I expected lots of transitional issues with him. Heck, I worried about things so basic as whether he'd be willing to eat our food. In fact, I remembered quite clearly that when my own sister came home from Ethiopia at 3, she struggled with eating our food. Her first 3 months home, all she would actually eat was tortillas because it was similiar to the bread from Ethiopia.
What happened was that in *most* things, our son didn't struggle. He ate everything placed in front of him from the get-go. In fact, we had tasting parties of all the condiments in the fridge so he could decide what he liked and didn't like (likes ketchup and ranch dressing). He struggled mightily with our consumerism. The first time he was allowed to pick a toy at Walmart for himself, he took 2 HOURS in the toy isle trying to decide.
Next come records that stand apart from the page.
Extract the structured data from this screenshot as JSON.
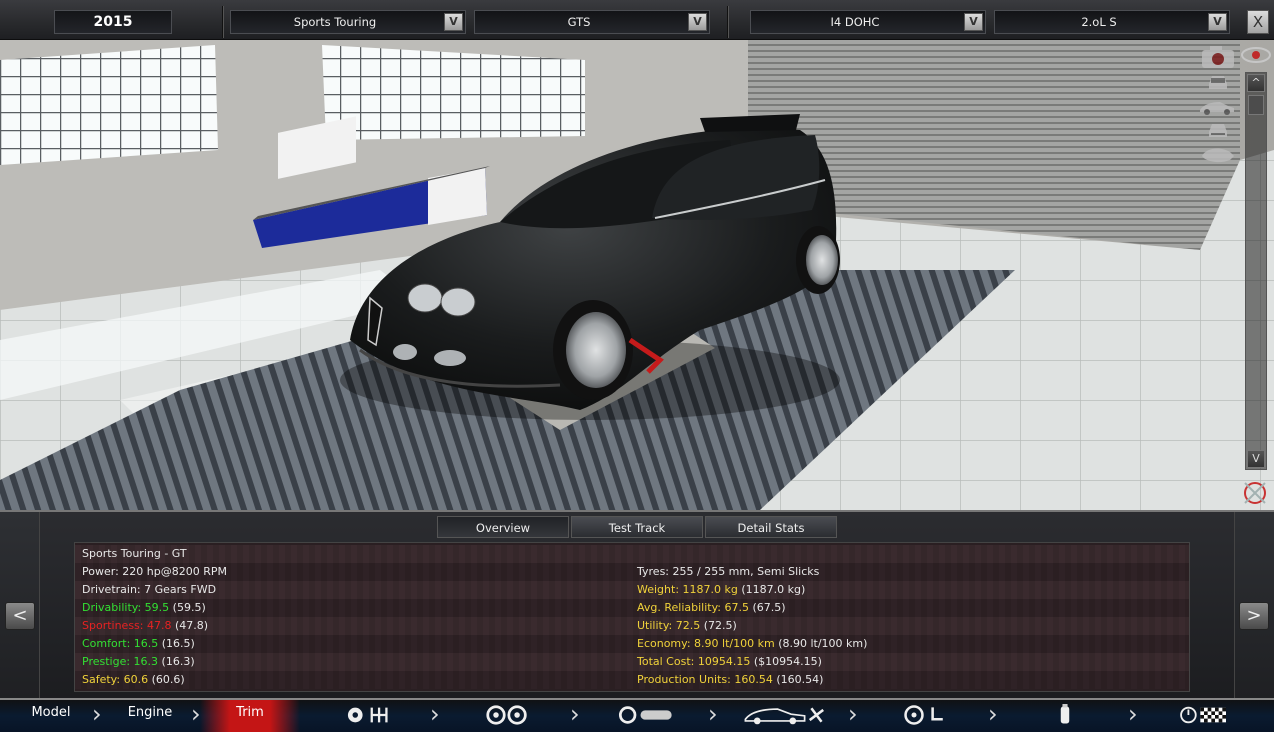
{
  "topbar": {
    "year": "2015",
    "model_family": "Sports Touring",
    "trim": "GTS",
    "engine_layout": "I4 DOHC",
    "engine_size": "2.oL S",
    "dropdown_btn": "V",
    "close": "X"
  },
  "viewport": {
    "scroll_up": "^",
    "scroll_down": "V"
  },
  "panel": {
    "tabs": [
      {
        "label": "Overview"
      },
      {
        "label": "Test Track"
      },
      {
        "label": "Detail Stats"
      }
    ],
    "prev": "<",
    "next": ">",
    "title": "Sports Touring - GT",
    "left": [
      {
        "label": "Power: 220 hp@8200 RPM",
        "extra": ""
      },
      {
        "label": "Drivetrain: 7 Gears FWD",
        "extra": ""
      },
      {
        "label": "Drivability: 59.5",
        "extra": "(59.5)"
      },
      {
        "label": "Sportiness: 47.8",
        "extra": "(47.8)"
      },
      {
        "label": "Comfort: 16.5",
        "extra": "(16.5)"
      },
      {
        "label": "Prestige: 16.3",
        "extra": "(16.3)"
      },
      {
        "label": "Safety: 60.6",
        "extra": "(60.6)"
      }
    ],
    "right": [
      {
        "label": "Tyres: 255 / 255 mm, Semi Slicks",
        "extra": ""
      },
      {
        "label": "Weight: 1187.0 kg",
        "extra": "(1187.0 kg)"
      },
      {
        "label": "Avg. Reliability: 67.5",
        "extra": "(67.5)"
      },
      {
        "label": "Utility: 72.5",
        "extra": "(72.5)"
      },
      {
        "label": "Economy: 8.90 lt/100 km",
        "extra": "(8.90 lt/100 km)"
      },
      {
        "label": "Total Cost: 10954.15",
        "extra": "($10954.15)"
      },
      {
        "label": "Production Units: 160.54",
        "extra": "(160.54)"
      }
    ]
  },
  "nav": {
    "model": "Model",
    "engine": "Engine",
    "trim": "Trim"
  },
  "colors": {
    "good": "#33e033",
    "bad": "#e62222",
    "warn": "#f0d23a",
    "active_nav": "#c41515"
  }
}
The first time at Sam's club, it was like he was smoking something he was SO hyper and spazzed out. Once, I had to throw a coat over his head while he shook and cried just to get him out of Walmart (he walked past 3 stacked racks of bikes and the idea that the item he covetted so badly could be there in such abundance was just too much for him).
But, overall, the cultural issues were not nearly as hard for him as I thought. He acclimated very quickly to the US. And, now he prefers most things American. He does speak of his homeland, and he has found memories. He misses the warmth. He misses monkeys. But, the last time I served him groundnut stew (a speciality from his homeland), he refused to eat he. He likes to sniff it, but wouldn't eat it.
Definitely, I think that cultural issues are something which we need to remember and consider. But, I also think that with some love and sensitivity, we parents can ease a child's transition to the US to help them adapt and still feel safe AND honoring their birth culture.